The study identified a suppressor mutation (sune42) in the Golgi-localized Ca2+ transporter CCX4 that alleviates the dominant‑negative root hair phenotype caused by the extensin‑less LRX1ΔE14 protein in Arabidopsis. Detailed Ca2+ imaging showed that LRX1ΔE14 disrupts tip‑focused cytoplasmic Ca2+ oscillations, a defect rescued by the sune42 mutation, highlighting the role of Golgi‑mediated Ca2+ homeostasis in root hair growth.

The study used transcriptomic and lipidomic profiling to investigate how chia (Salvia hispanica) leaves respond to short‑term (3 h) and prolonged (27 h) heat stress at 38 °C, revealing rapid activation of calcium‑signaling and heat‑shock pathways and reversible changes in triacylglycerol levels. Nearly all heat‑responsive genes returned to baseline expression after 24 h recovery, highlighting robust thermotolerance mechanisms that could inform improvement of other oilseed crops.

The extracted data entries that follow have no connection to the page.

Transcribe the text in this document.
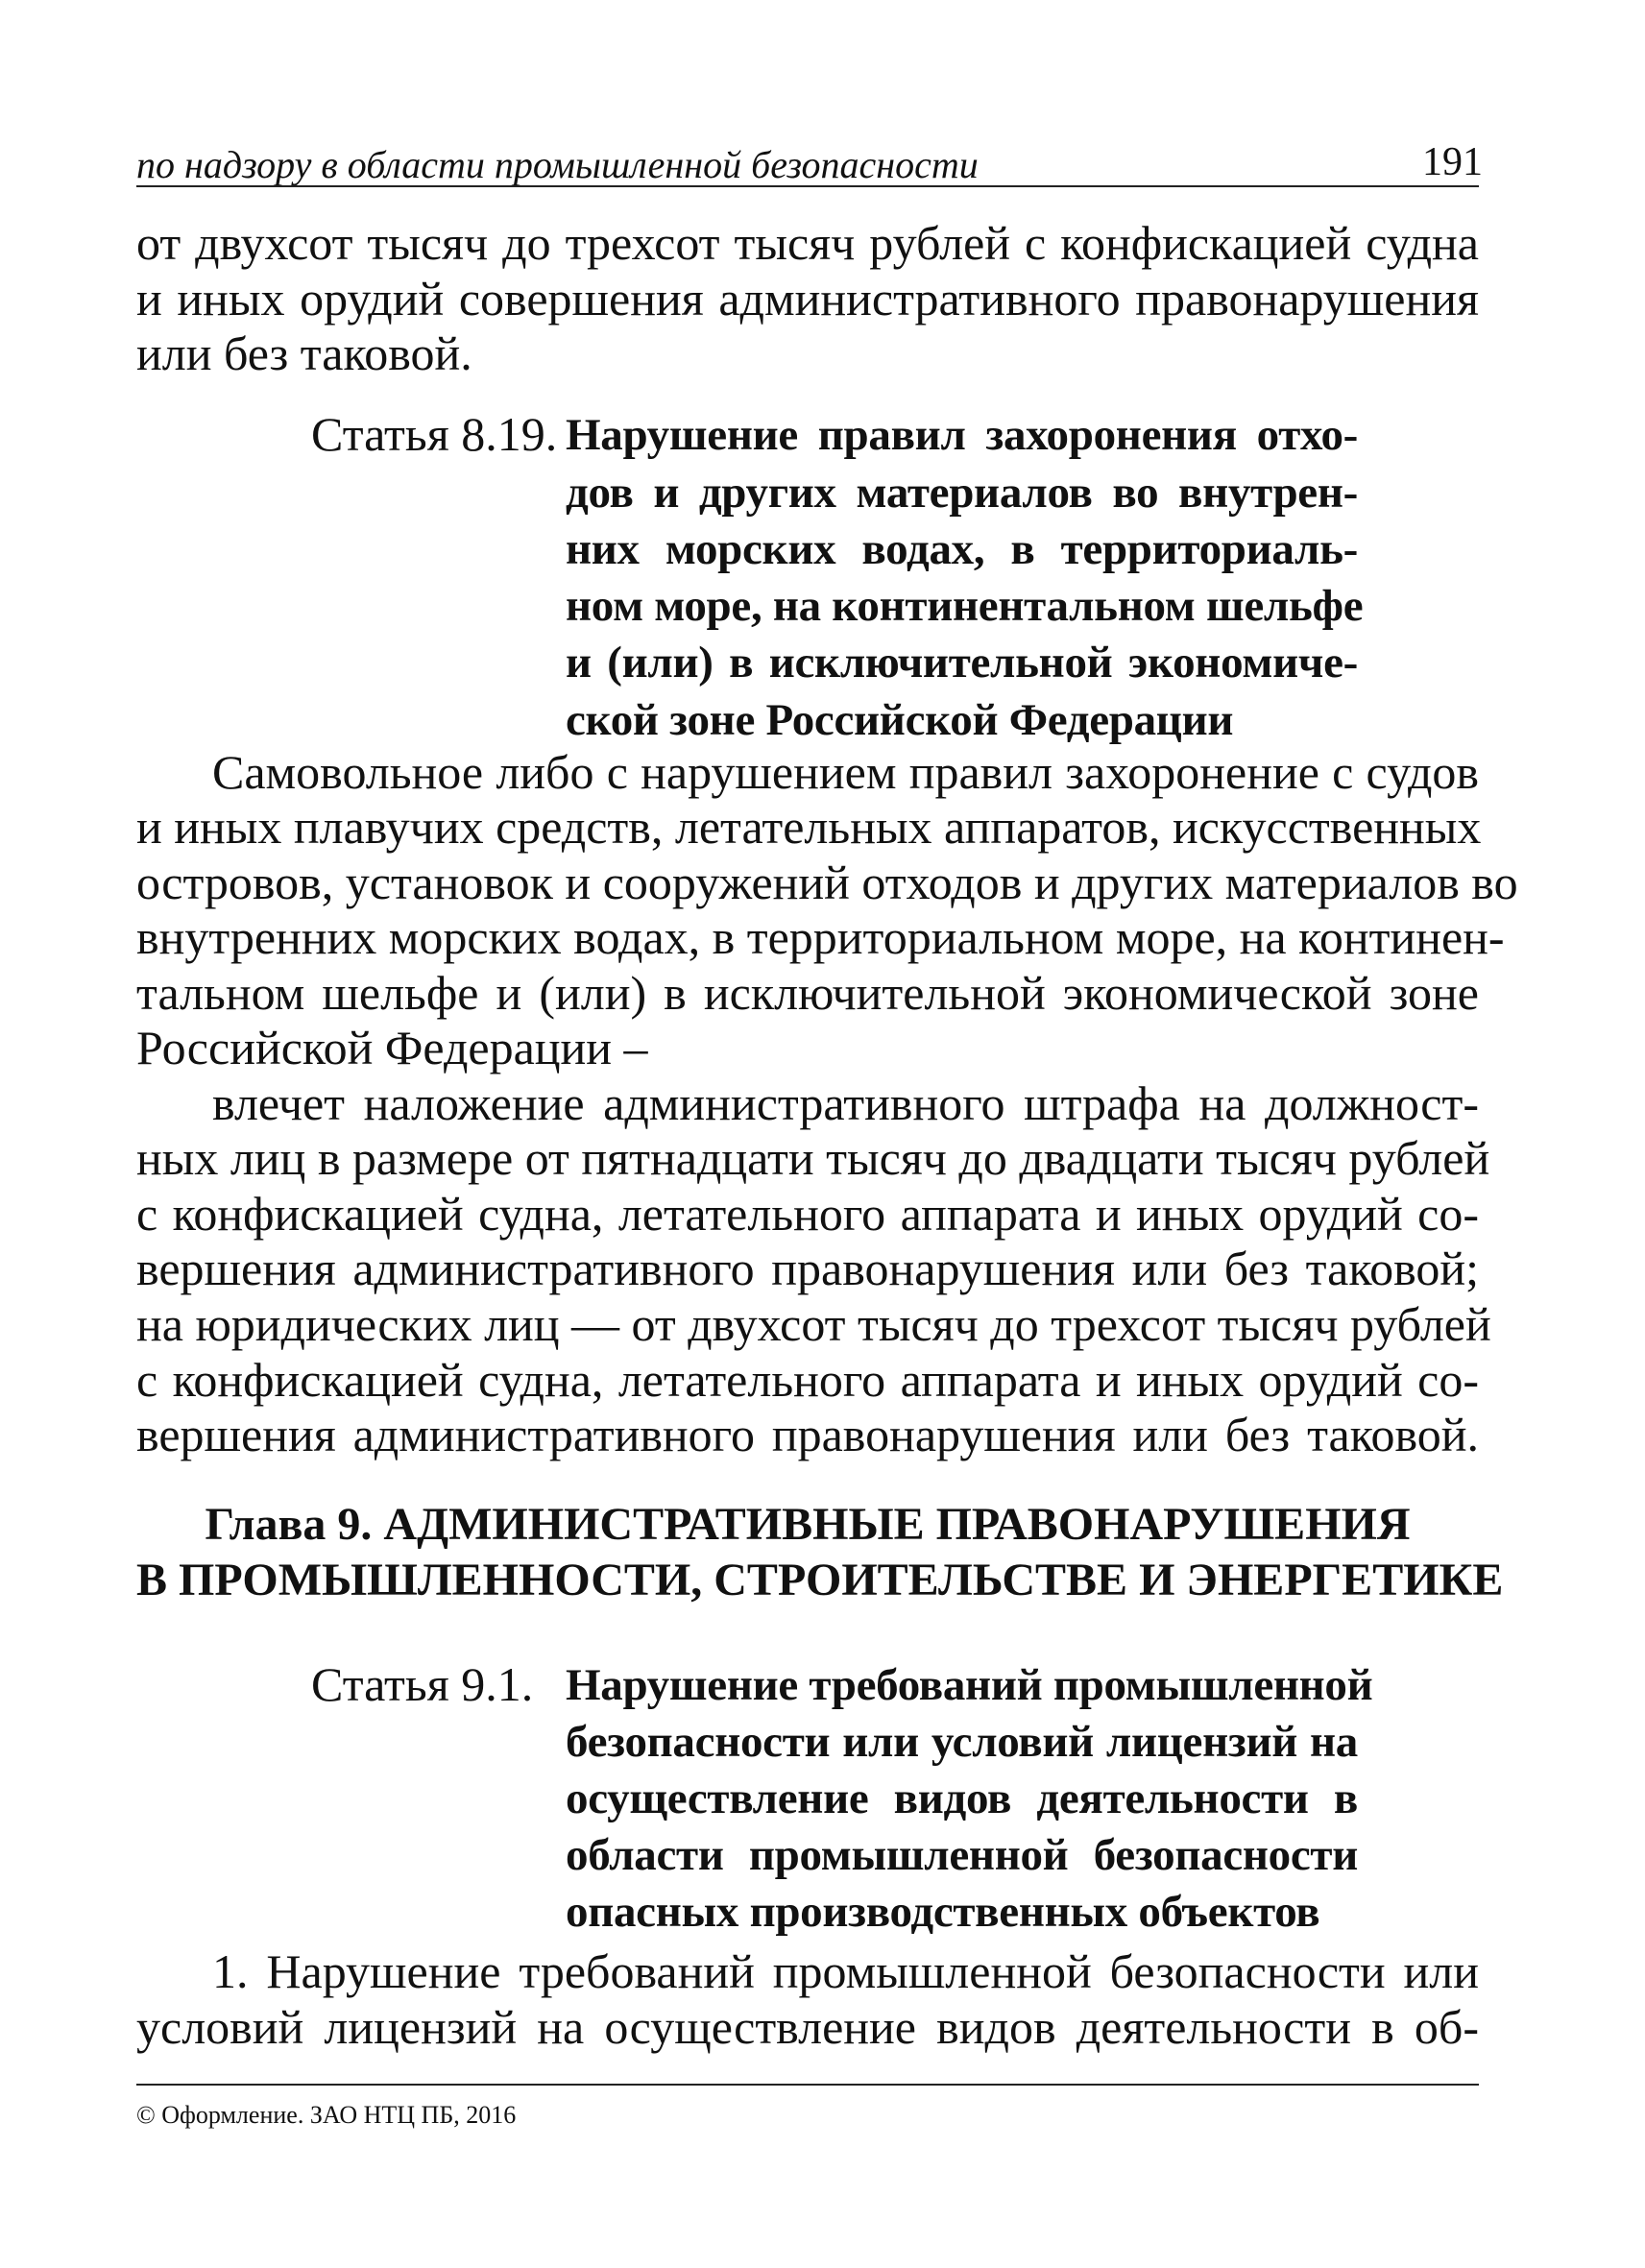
по надзору в области промышленной безопасности	191
от двухсот тысяч до трехсот тысяч рублей с конфискацией судна
и иных орудий совершения административного правонарушения
или без таковой.
Статья 8.19. Нарушение правил захоронения отхо-
дов и других материалов во внутрен-
них морских водах, в территориаль-
ном море, на континентальном шельфе
и (или) в исключительной экономиче-
ской зоне Российской Федерации
Самовольное либо с нарушением правил захоронение с судов
и иных плавучих средств, летательных аппаратов, искусственных
островов, установок и сооружений отходов и других материалов во
внутренних морских водах, в территориальном море, на континен-
тальном шельфе и (или) в исключительной экономической зоне
Российской Федерации –
влечет наложение административного штрафа на должност-
ных лиц в размере от пятнадцати тысяч до двадцати тысяч рублей
с конфискацией судна, летательного аппарата и иных орудий со-
вершения административного правонарушения или без таковой;
на юридических лиц — от двухсот тысяч до трехсот тысяч рублей
с конфискацией судна, летательного аппарата и иных орудий со-
вершения административного правонарушения или без таковой.
Глава 9. АДМИНИСТРАТИВНЫЕ ПРАВОНАРУШЕНИЯ
В ПРОМЫШЛЕННОСТИ, СТРОИТЕЛЬСТВЕ И ЭНЕРГЕТИКЕ
Статья 9.1. Нарушение требований промышленной
безопасности или условий лицензий на
осуществление видов деятельности в
области промышленной безопасности
опасных производственных объектов
1. Нарушение требований промышленной безопасности или
условий лицензий на осуществление видов деятельности в об-
© Оформление. ЗАО НТЦ ПБ, 2016
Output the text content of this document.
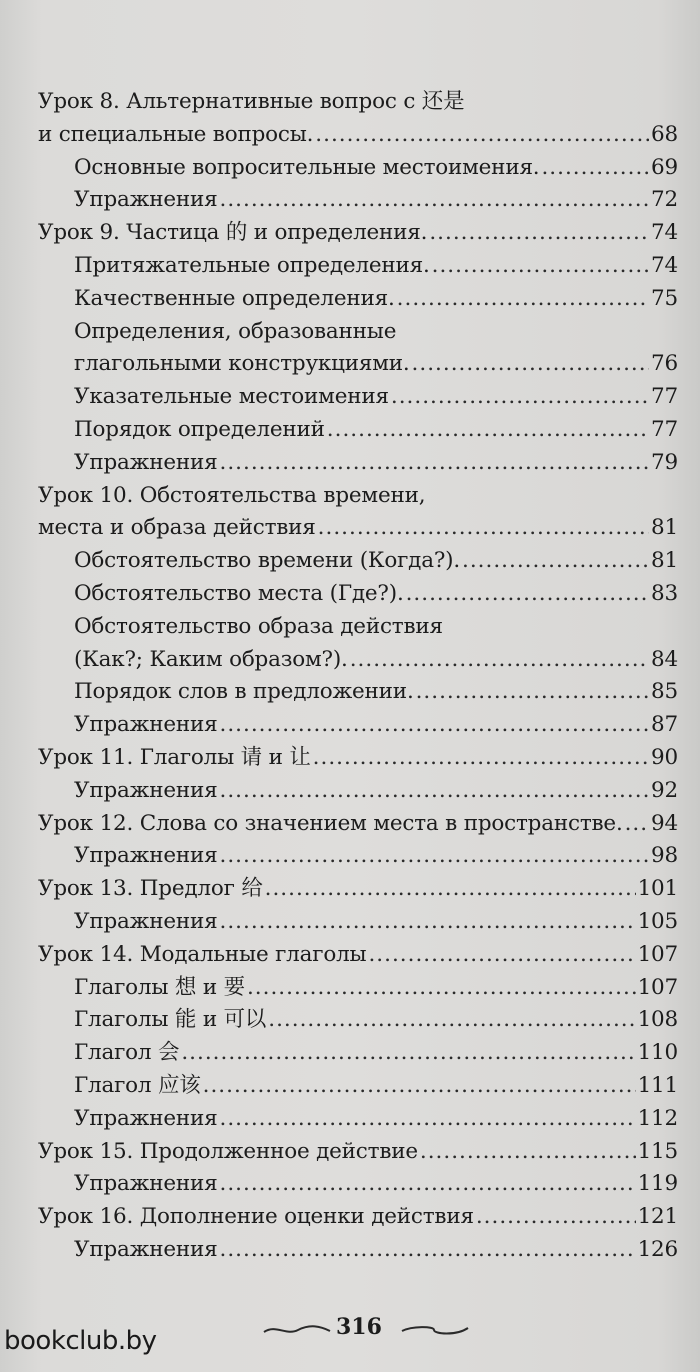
Урок 8. Альтернативные вопрос с 还是
и специальные вопросы. .....	68
Основные вопросительные местоимения. .....	69
Упражнения .....	72
Урок 9. Частица 的 и определения. .....	74
Притяжательные определения. .....	74
Качественные определения. .....	75
Определения, образованные
глагольными конструкциями. .....	76
Указательные местоимения .....	77
Порядок определений .....	77
Упражнения .....	79
Урок 10. Обстоятельства времени,
места и образа действия .....	81
Обстоятельство времени (Когда?). .....	81
Обстоятельство места (Где?). .....	83
Обстоятельство образа действия
(Как?; Каким образом?). .....	84
Порядок слов в предложении. .....	85
Упражнения .....	87
Урок 11. Глаголы 请 и 让 .....	90
Упражнения .....	92
Урок 12. Слова со значением места в пространстве. ..... 94
Упражнения .....	98
Урок 13. Предлог 给 .....	101
Упражнения .....	105
Урок 14. Модальные глаголы .....	107
Глаголы 想 и 要 .....	107
Глаголы 能 и 可以 .....	108
Глагол 会 .....	110
Глагол 应该 .....	111
Упражнения .....	112
Урок 15. Продолженное действие .....	115
Упражнения .....	119
Урок 16. Дополнение оценки действия .....	121
Упражнения .....	126
316
bookclub.by
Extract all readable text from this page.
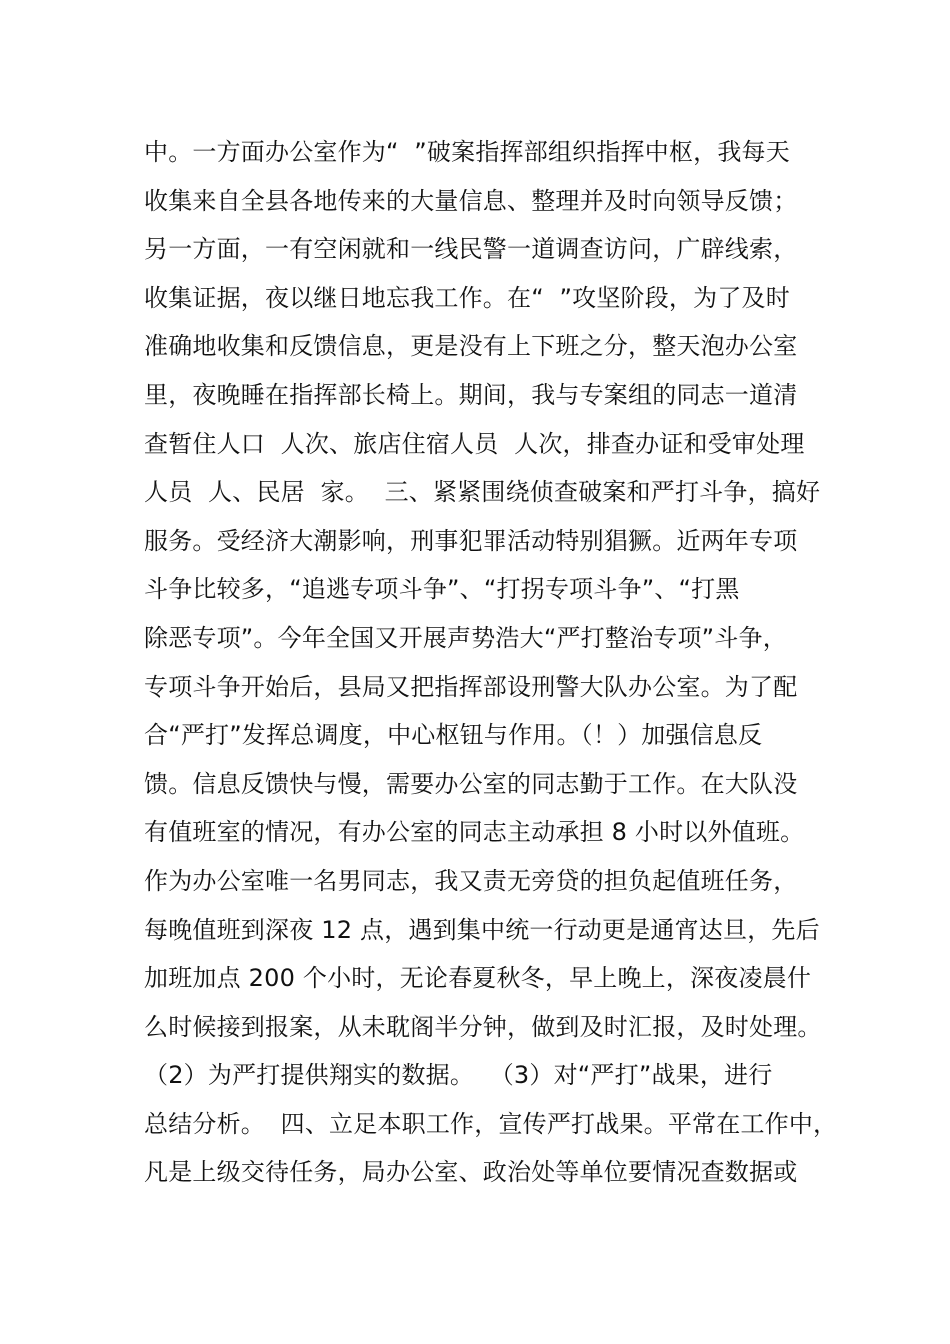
中。一方面办公室作为“  ”破案指挥部组织指挥中枢，我每天
收集来自全县各地传来的大量信息、整理并及时向领导反馈；
另一方面，一有空闲就和一线民警一道调查访问，广辟线索，
收集证据，夜以继日地忘我工作。在“  ”攻坚阶段，为了及时
准确地收集和反馈信息，更是没有上下班之分，整天泡办公室
里，夜晚睡在指挥部长椅上。期间，我与专案组的同志一道清
查暂住人口  人次、旅店住宿人员  人次，排查办证和受审处理
人员  人、民居  家。  三、紧紧围绕侦查破案和严打斗争，搞好
服务。受经济大潮影响，刑事犯罪活动特别猖獗。近两年专项
斗争比较多，“追逃专项斗争”、“打拐专项斗争”、“打黑
除恶专项”。今年全国又开展声势浩大“严打整治专项”斗争，
专项斗争开始后，县局又把指挥部设刑警大队办公室。为了配
合“严打”发挥总调度，中心枢钮与作用。（！）加强信息反
馈。信息反馈快与慢，需要办公室的同志勤于工作。在大队没
有值班室的情况，有办公室的同志主动承担 8 小时以外值班。
作为办公室唯一名男同志，我又责无旁贷的担负起值班任务，
每晚值班到深夜 12 点，遇到集中统一行动更是通宵达旦，先后
加班加点 200 个小时，无论春夏秋冬，早上晚上，深夜凌晨什
么时候接到报案，从未耽阁半分钟，做到及时汇报，及时处理。
（2）为严打提供翔实的数据。  （3）对“严打”战果，进行
总结分析。  四、立足本职工作，宣传严打战果。平常在工作中，
凡是上级交待任务，局办公室、政治处等单位要情况查数据或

The study demonstrates that constitutively active MLO (faNTA) can rescue the fer-4 root‑hair bursting and polarity defects, restoring tip‑focused cytosolic Ca2+ oscillations and ROS accumulation, highlighting a FERONIA‑MLO signaling module that governs Ca2+ influx and ROS production during root‑hair tip growth. Genetic analysis of mlo15-4 further confirms MLO15 as a key regulator of these Ca2+ and ROS dynamics. The findings suggest MLO proteins act downstream of FER to coordinate calcium and ROS signals essential for root‑hair integrity.

Using an Arabidopsis line expressing the CBL1‑mRuby2‑GCaMP6s calcium reporter, the study uncovered distinct calcium signatures in intact root tissues when exposed to high (5 mM) and low (0.25 mM) nitrate concentrations. Root hairs displayed prominent calcium waves and spikes, while non‑hair epidermal cells showed asynchronous or absent responses, indicating cell‑type‑specific and nitrate‑concentration‑dependent calcium signaling.

The study shows that the mechanosensitive ion channel PIEZO in Arabidopsis thaliana regulates root elongation in response to magnetic fields and blue light, with mutant plants displaying significantly shorter roots under these conditions. PIEZO expression is up‑regulated by a leaf‑derived blue‑light signal in the presence of a magnetic field, influencing calcium efflux and auxin transport via interactions with PIN3, PIN6 and PIN7, and requiring the blue‑light receptors CRY1 and CRY2. Transcriptome analysis reveals that PIEZO integrates multiple hormonal and microRNA pathways, including miR5648‑5p‑mediated negative regulation, to coordinate these environmental responses.